Harry grabbed hold of a cart, and pushing it before him, started smiling brightly. "So. Dairy first?"

Merlin's beard, this was worse than Draco had feared. Dairy, of all things. "If you want to purchase some kind of animal, you can be the one to get the milk from her--"

An old lady stopped in her tracks and stared at the three of them.

Draco bit his lip, feeling like a fool, especially when they turned a corner and he saw row after row of cartons labelled milk. Well, how was he supposed to know that Muggles didn't have to get it by hand? They had to wash their dishes by hand, didn't they?

When Harry put a carton into their cart, Draco picked it up and looked it over. He felt a bit off when he couldn't tell exactly what he was holding. This time, however, he thought it best to lower his voice before he commented.

"What is this?" he asked his brother, very quietly.

Harry gave him an odd look and pointed at the large white letters on the carton. "Milk."

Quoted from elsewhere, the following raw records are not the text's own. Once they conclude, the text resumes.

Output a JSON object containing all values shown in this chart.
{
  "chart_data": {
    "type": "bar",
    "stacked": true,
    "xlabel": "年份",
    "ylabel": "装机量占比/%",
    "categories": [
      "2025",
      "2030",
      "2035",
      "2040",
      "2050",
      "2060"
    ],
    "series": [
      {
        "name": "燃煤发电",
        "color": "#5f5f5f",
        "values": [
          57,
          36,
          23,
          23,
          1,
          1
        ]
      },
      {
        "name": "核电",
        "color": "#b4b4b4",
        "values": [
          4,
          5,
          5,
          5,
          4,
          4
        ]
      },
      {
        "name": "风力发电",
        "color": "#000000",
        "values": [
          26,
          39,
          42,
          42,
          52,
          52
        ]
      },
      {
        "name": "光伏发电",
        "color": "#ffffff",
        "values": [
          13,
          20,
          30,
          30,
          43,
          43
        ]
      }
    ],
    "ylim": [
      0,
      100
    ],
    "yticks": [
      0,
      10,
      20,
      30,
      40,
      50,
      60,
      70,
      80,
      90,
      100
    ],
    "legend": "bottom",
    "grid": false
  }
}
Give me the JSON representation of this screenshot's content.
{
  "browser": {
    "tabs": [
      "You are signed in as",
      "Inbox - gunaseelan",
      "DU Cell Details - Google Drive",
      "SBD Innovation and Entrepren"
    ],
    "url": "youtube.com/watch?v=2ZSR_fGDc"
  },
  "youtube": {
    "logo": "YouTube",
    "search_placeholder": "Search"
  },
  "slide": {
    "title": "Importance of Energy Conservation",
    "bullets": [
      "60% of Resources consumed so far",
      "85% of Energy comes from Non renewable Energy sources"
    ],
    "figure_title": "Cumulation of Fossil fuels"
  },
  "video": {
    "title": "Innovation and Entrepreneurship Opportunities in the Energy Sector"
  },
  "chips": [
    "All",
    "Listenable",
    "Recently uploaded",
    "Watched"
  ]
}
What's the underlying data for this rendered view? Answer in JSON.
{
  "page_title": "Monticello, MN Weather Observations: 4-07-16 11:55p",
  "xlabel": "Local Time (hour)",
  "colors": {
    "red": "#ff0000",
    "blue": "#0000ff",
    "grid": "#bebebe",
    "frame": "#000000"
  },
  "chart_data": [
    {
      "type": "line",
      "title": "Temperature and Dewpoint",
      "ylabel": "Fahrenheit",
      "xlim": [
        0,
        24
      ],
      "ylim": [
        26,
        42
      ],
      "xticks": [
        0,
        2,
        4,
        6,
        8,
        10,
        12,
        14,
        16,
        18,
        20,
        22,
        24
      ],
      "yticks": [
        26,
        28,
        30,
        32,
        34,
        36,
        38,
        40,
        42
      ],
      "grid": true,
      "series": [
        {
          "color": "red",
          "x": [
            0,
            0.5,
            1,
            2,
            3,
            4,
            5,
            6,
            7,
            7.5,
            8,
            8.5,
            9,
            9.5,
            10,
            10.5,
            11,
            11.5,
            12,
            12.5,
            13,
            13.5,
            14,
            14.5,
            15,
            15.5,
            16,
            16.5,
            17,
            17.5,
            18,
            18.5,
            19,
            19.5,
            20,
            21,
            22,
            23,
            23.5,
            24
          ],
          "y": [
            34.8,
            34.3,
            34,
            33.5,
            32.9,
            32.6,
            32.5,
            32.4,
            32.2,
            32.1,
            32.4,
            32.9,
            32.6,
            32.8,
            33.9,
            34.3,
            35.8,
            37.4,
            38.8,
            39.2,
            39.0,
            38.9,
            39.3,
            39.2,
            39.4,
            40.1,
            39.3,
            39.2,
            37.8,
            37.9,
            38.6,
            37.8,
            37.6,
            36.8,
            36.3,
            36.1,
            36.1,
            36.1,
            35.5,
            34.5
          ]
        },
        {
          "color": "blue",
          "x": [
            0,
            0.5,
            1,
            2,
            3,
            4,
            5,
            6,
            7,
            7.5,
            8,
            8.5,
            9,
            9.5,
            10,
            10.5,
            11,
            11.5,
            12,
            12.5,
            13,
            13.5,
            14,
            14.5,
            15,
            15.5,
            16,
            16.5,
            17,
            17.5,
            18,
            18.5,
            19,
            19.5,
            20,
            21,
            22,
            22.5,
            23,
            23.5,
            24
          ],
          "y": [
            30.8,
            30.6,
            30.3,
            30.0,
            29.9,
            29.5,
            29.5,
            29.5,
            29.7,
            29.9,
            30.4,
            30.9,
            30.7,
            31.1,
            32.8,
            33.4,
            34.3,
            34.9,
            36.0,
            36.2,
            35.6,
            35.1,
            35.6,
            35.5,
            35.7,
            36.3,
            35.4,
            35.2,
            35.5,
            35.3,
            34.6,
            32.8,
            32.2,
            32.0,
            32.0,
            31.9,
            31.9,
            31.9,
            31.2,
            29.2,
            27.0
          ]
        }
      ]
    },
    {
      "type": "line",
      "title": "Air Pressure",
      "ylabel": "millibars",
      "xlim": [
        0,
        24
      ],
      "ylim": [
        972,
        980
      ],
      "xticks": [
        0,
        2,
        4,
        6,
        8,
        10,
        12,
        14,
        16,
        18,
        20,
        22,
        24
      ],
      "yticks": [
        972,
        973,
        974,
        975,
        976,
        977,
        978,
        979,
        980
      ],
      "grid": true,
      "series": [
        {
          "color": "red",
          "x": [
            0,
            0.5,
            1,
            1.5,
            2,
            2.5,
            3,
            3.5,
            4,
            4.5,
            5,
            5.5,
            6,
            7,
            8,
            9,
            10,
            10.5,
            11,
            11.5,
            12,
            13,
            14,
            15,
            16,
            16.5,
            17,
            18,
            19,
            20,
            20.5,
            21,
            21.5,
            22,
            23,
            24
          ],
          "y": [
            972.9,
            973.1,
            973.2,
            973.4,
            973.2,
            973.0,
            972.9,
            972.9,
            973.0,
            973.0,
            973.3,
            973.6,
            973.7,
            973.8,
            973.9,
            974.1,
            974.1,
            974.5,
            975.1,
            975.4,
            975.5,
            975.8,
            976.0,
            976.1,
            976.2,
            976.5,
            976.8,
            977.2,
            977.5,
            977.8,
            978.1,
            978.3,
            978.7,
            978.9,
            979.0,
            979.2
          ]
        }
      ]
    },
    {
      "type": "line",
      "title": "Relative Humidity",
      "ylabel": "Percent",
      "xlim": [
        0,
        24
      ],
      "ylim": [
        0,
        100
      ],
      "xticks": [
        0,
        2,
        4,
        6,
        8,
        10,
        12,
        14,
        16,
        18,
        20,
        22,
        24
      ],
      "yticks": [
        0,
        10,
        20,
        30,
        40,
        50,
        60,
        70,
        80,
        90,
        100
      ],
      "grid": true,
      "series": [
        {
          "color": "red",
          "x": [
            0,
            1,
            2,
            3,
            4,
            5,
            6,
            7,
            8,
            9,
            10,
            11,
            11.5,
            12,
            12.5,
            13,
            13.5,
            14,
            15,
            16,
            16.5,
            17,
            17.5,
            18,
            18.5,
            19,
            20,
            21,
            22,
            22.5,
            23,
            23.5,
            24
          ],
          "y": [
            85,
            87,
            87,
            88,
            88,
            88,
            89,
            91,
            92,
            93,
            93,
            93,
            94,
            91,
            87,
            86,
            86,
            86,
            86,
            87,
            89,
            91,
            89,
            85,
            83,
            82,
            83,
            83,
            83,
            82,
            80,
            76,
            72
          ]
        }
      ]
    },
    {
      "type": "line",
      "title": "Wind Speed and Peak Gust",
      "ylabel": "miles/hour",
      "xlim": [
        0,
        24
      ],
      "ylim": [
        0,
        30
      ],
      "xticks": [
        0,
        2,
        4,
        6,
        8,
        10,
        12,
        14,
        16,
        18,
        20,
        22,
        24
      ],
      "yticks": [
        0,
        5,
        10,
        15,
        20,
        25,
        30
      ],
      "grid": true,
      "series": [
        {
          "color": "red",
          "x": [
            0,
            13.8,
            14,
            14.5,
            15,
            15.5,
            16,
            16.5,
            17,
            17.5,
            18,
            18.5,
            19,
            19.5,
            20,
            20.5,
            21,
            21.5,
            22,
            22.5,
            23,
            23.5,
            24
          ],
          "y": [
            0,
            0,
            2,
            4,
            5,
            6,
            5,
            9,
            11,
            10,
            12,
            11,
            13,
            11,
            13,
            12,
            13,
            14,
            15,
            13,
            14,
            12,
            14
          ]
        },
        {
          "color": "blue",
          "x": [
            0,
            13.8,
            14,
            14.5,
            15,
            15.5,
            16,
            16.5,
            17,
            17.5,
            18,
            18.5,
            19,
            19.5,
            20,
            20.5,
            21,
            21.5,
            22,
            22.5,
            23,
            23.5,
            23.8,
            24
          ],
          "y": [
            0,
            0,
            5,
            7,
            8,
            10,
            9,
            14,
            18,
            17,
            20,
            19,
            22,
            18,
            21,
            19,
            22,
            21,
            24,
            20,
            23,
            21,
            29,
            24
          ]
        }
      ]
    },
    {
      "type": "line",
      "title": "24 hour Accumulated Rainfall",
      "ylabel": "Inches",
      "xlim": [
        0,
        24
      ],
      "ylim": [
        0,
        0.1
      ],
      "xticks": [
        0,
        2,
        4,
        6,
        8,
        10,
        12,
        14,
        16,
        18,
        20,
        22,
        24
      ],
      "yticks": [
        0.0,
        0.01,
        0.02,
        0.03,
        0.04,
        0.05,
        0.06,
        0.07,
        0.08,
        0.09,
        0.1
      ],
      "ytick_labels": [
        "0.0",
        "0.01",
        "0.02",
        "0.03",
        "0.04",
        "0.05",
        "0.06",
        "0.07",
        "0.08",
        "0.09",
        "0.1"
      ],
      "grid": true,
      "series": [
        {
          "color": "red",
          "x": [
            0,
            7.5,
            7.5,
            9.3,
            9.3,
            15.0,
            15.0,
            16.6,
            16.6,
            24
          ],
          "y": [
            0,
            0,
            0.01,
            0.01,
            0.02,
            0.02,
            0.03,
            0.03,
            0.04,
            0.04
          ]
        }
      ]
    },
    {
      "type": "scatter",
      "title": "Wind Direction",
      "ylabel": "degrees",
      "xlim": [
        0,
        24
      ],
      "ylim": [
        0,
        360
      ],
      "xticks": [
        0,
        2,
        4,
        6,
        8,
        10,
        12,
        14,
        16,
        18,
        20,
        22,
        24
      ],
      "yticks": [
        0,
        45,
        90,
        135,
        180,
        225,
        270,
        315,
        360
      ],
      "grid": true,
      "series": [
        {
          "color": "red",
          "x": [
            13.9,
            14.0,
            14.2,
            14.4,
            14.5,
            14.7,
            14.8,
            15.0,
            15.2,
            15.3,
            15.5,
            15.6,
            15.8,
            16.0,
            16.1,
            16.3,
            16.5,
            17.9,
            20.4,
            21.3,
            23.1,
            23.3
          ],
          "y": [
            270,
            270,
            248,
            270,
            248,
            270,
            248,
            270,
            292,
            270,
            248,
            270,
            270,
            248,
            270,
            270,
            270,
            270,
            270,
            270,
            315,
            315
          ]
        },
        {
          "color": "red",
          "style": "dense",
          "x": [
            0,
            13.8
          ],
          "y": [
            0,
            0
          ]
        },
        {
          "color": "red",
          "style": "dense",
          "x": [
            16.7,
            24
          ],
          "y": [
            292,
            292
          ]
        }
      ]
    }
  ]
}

Draco gave him what he hoped came off as a superior look. "Well, yes, it's milk. But what kind? Yak? Goat? Sheep? Whale? Canadian caribou? Just for the record, I'm not drinking any wolf's milk. I don't like the associations."

He meant the myth about the founding of wizarding Rome, the one featuring a boy named Remus, but Harry, of course, completely missed the reference. Or maybe he didn't. His expression was rather contemptuous. But when he started talking it seemed like he had something else on his mind.

"You're having me on. Look, I know you didn't want to come here, but you don't have to invent a whole load of . . ."

"Invent?" Draco barked a laugh.

"All those varieties are, in fact, readily available in . . . other kinds of stores," said Severus in a low voice.

"Oh," said Harry, obviously deflated.

"Just you think on that next time, before you start calling names," said Draco haughtily. "So, what is this, then?"

"It's cow's milk."

"How boring."

"There you go, being a git again--"

"That's enough nonsense," interrupted Severus.

Draco didn't say anything more, but he did make a face at Harry once their father's back was turned. Harry ignored him.

After that, Draco didn't ask the origin of the butter and yoghurt Harry popped into the cart. When they started going up and down aisles, though, things got a bit more interesting.

"Oooh," said Harry, suddenly looking like he thought he was at Honeydukes. "I always wanted to try these. Dudley used to gobble them up before I could get a chance."

Draco glanced at the reddish package in his brother's hands. Walkers Shortbread. He thought it was very sad that Harry had been so deprived growing up, but he wasn't quite sure what he could say. Well, there was one thing, perhaps. "Let's get lots." Draco plucked a few more cartons off the shelves, and piled them into the cart. When Harry raised an eyebrow, Draco could only think one thing. "More?" He reached toward the shelf again.

"No, six boxes should be plenty--"

"Six boxes is too much," corrected Severus, putting four of them back.

"But we need lots, don't we, with Ron and Hermione coming tomorrow?"

Draco had been trying to forget the letter that had come through the charmed box a couple of days earlier. Oh, well. It wasn't as though he hadn't known that he'd have to put up with Harry's friends during the summer. He was probably lucky that they hadn't descended even earlier. Apparently Weasley . . . Ron, he reminded himself, had been kept busy de-gnoming his parent's garden. He'd written Harry no end of complaints about it.

Draco didn't know what had kept Hermione from visiting, but it probably had something to do with teeth.

Harry had gone down the aisle by then. "Oh, these look very good, and these, and these ones here--"

Severus' deep voice sounded amused. "I can see that the biscuit aisle was a mistake."

At that, Harry coloured slightly. "Well, it's just that I used to watch Dudley eat all these things and I wouldn't get any . . ."

"Be that as it may, I'm quite certain you don't want to end up looking like your cousin did."

"There is that--"

They'd rounded a corner by then and turned down another aisle. Severus nodded briskly as he placed a black and white tin into the cart. McCann's Irish Oatmeal. Draco made another face, and this time, Harry stifled a laugh.